The course ends with the students undertaking an individual research project on some aspect of co-operative culture, such as looking at the extent to which gender and class intersect with the ideas of competition, co-operation and happiness.

“The project requires them to find something in the co-op periodicals that they’re interested in. The brief is to take four issues and design a précis and an analysis to go alongside it.” The aim is for some of the précis to be added to the Co-operative Archive website.

Why does he think that learning about co-operatives is still important today? “Because the Co-op, from its inception and throughout its history, asks the questions that nobody else in mainstream business asks. The Co-op has a duty to its customers and its employees. But it also has a duty to the neighbourhood and environment where it’s located – and it has to find a way of balancing that. Who else in mainstream economics is thinking in these terms?”

Dr Sanders adds: “The initial proposition of the Rochdale Pioneers was: ‘we can do this ourselves’. And that’s what I really want my students to take away.
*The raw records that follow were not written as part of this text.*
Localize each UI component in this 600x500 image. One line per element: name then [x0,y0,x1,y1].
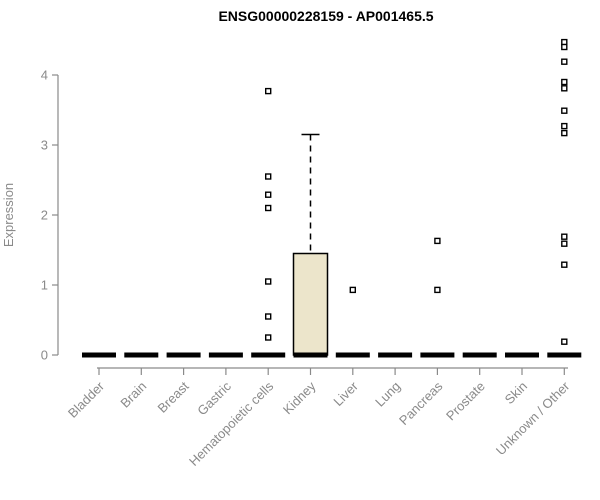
outlier-point-hematopoietic-cells [265,313,272,320]
x-tick-label-lung: Lung [372,379,403,410]
x-tick-label-breast: Breast [155,378,192,415]
outlier-point-unknown-other [561,43,568,51]
outlier-point-hematopoietic-cells [265,173,272,180]
outlier-point-liver [349,286,356,294]
outlier-point-pancreas [434,237,441,245]
outlier-point-hematopoietic-cells [265,334,272,341]
x-tick-label-prostate: Prostate [443,379,488,424]
x-tick-label-pancreas: Pancreas [396,378,446,428]
outlier-point-unknown-other [561,240,568,247]
chart-title: ENSG00000228159 - AP001465.5 [218,8,433,24]
y-tick-label-3: 3 [41,138,48,153]
outlier-point-hematopoietic-cells [265,191,272,198]
outlier-point-pancreas [434,286,441,294]
outlier-point-unknown-other [561,338,568,345]
outlier-point-unknown-other [561,233,568,240]
y-tick-label-4: 4 [41,68,48,83]
y-tick-label-0: 0 [41,348,48,363]
x-tick-label-skin: Skin [502,379,530,407]
x-tick-label-liver: Liver [330,378,361,409]
y-tick-label-2: 2 [41,208,48,223]
x-tick-label-brain: Brain [117,379,149,411]
outlier-point-unknown-other [561,78,568,86]
y-tick-label-1: 1 [41,278,48,293]
outlier-point-hematopoietic-cells [265,87,272,95]
outlier-point-unknown-other [561,107,568,114]
outlier-point-hematopoietic-cells [265,204,272,212]
outlier-point-unknown-other [561,85,568,92]
x-tick-label-unknown-other: Unknown / Other [493,378,573,458]
outlier-point-unknown-other [561,261,568,268]
outlier-point-hematopoietic-cells [265,278,272,285]
x-tick-label-kidney: Kidney [280,378,319,417]
x-tick-label-bladder: Bladder [65,378,108,421]
box-kidney [292,252,329,356]
outlier-point-unknown-other [561,122,568,130]
outlier-point-unknown-other [561,58,568,65]
y-axis-title: Expression [1,183,16,247]
x-tick-label-gastric: Gastric [194,378,234,418]
outlier-point-unknown-other [561,129,568,137]
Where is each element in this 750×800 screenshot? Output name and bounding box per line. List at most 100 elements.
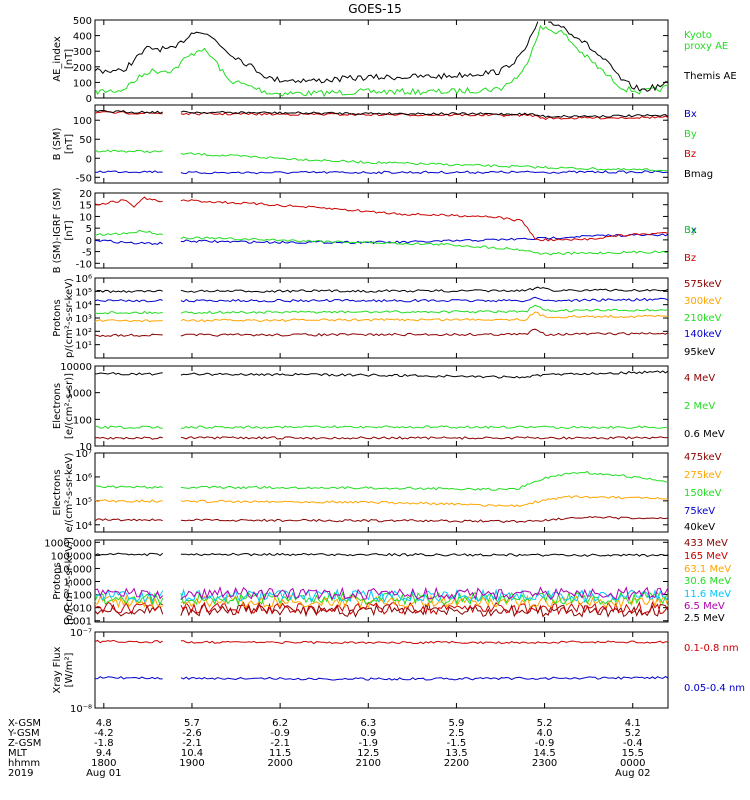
legend-label: 6.5 MeV [684, 601, 725, 612]
year-label: 2019 [8, 768, 33, 779]
axis-row-value: 5.2 [625, 728, 641, 739]
y-tick-label: 10⁵ [75, 497, 92, 508]
axis-row-value: 2300 [532, 758, 557, 769]
axis-row-value: 5.9 [448, 718, 464, 729]
legend-label: By [684, 225, 697, 236]
y-tick-label: 400 [73, 32, 92, 43]
axis-row-value: -1.8 [94, 738, 114, 749]
panel-protons_low: 10¹ 10² 10³ 10⁴ 10⁵ 10⁶ Protons p/(cm²-s-sr-keV… [52, 274, 722, 359]
legend-label: 0.05-0.4 nm [684, 683, 745, 694]
series-line-protons_low-1 [94, 311, 669, 323]
series-line-electrons_low-0 [94, 516, 669, 523]
series-line-electrons_low-2 [94, 470, 669, 491]
y-tick-label: 10⁶ [75, 473, 92, 484]
axis-row-value: -1.5 [447, 738, 467, 749]
axis-row-value: -1.9 [359, 738, 379, 749]
legend-label: proxy AE [684, 41, 728, 52]
legend-label: 2 MeV [684, 401, 715, 412]
y-tick-label: 10 [79, 212, 92, 223]
y-tick-label: 10² [75, 327, 92, 338]
y-tick-label: 1000 [67, 389, 92, 400]
y-axis-label: [e/(cm²-s-sr)] [64, 373, 75, 439]
legend-label: 275keV [684, 470, 722, 481]
y-tick-label: 300 [73, 47, 92, 58]
axis-row-value: 6.2 [272, 718, 288, 729]
y-tick-label: 20 [79, 189, 92, 200]
axis-row-value: 0000 [620, 758, 645, 769]
series-line-ae-1 [94, 21, 669, 92]
legend-label: 433 MeV [684, 538, 728, 549]
y-axis-label: [nT] [64, 134, 75, 154]
y-tick-label: 200 [73, 63, 92, 74]
axis-row-value: 2100 [356, 758, 381, 769]
series-line-electrons_high-1 [94, 425, 668, 430]
y-tick-label: 100 [73, 78, 92, 89]
panel-bsm: -50 0 50 100 B (SM) [nT] Bx By Bz Bmag [52, 104, 713, 184]
y-tick-label: -5 [82, 248, 92, 259]
y-axis-label: B (SM)-IGRF (SM) [52, 188, 63, 274]
y-tick-label: 15 [79, 201, 92, 212]
y-tick-label: 10⁴ [75, 521, 92, 532]
axis-row-value: 10.4 [181, 748, 203, 759]
legend-label: 11.6 MeV [684, 589, 731, 600]
series-line-bigrf-0 [95, 233, 669, 245]
legend-label: 4 MeV [684, 373, 715, 384]
series-line-bsm-2 [94, 111, 669, 121]
axis-row-value: -4.2 [94, 728, 114, 739]
y-tick-label: 0.010 [63, 604, 92, 615]
axis-row-value: 14.5 [533, 748, 555, 759]
axis-row-value: 4.1 [625, 718, 641, 729]
panel-frame [94, 19, 669, 99]
axis-row-value: 4.0 [537, 728, 553, 739]
series-line-bsm-1 [94, 149, 669, 172]
legend-label: 0.6 MeV [684, 429, 725, 440]
axis-row-value: -2.1 [182, 738, 202, 749]
series-line-xray-0 [94, 639, 669, 645]
axis-row-value: 15.5 [622, 748, 644, 759]
y-tick-label: -10 [76, 259, 92, 270]
series-line-electrons_high-0 [94, 436, 669, 440]
plot-title: GOES-15 [348, 2, 402, 16]
axis-row-value: 4.8 [96, 718, 112, 729]
y-axis-label: [nT] [64, 49, 75, 69]
y-tick-label: -50 [76, 173, 92, 184]
axis-row-value: -2.6 [182, 728, 202, 739]
y-tick-label: 100.000 [51, 551, 92, 562]
legend-label: 165 MeV [684, 551, 728, 562]
panel-frame [94, 631, 669, 709]
axis-row-name: hhmm [8, 758, 40, 769]
axis-row-value: 0.9 [360, 728, 376, 739]
axis-row-value: -0.4 [623, 738, 643, 749]
y-axis-label: Xray Flux [52, 646, 63, 693]
y-axis-label: B (SM) [52, 127, 63, 160]
y-axis-label: [W/m²] [64, 652, 75, 687]
axis-row-value: 2000 [267, 758, 292, 769]
legend-label: Kyoto [684, 30, 712, 41]
legend-label: 40keV [684, 522, 715, 533]
y-tick-label: 1.000 [63, 578, 92, 589]
panel-protons_high: 0.001 0.010 0.100 1.000 10.000 100.000 1000.00… [44, 537, 731, 628]
y-tick-label: 10000 [60, 362, 92, 373]
y-tick-label: 5 [86, 224, 92, 235]
axis-row-name: X-GSM [8, 718, 41, 729]
y-tick-label: 0 [86, 94, 92, 105]
axis-row-value: 2200 [444, 758, 469, 769]
axis-row-value: 12.5 [357, 748, 379, 759]
y-tick-label: 10⁷ [75, 449, 92, 460]
panel-frame [94, 539, 669, 623]
axis-row-name: MLT [8, 748, 28, 759]
y-tick-label: 0 [86, 236, 92, 247]
legend-label: 30.6 MeV [684, 576, 731, 587]
legend-label: 150keV [684, 488, 722, 499]
y-tick-label: 10⁻⁷ [70, 628, 92, 639]
legend-label: 575keV [684, 279, 722, 290]
legend-label: Bx [684, 109, 697, 120]
y-tick-label: 100 [73, 415, 92, 426]
y-axis-label: Protons [52, 562, 63, 599]
series-line-protons_high-6 [94, 552, 669, 557]
series-line-bsm-3 [94, 109, 669, 118]
axis-row-value: 11.5 [269, 748, 291, 759]
axis-row-value: 1800 [91, 758, 116, 769]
This isn’t a history of high-powered intellectuals of incredible experts, this is a story of ordinary men and women. It’s the everyday democracy and the sense that everyone has a contribution to make.

“If a group of weavers in Rochdale deprived of formal education, in the 1840s, can make a success of it, then given the advantages we enjoy in terms of education and basic prosperity, you feel we should be making a much better job of it than we are.”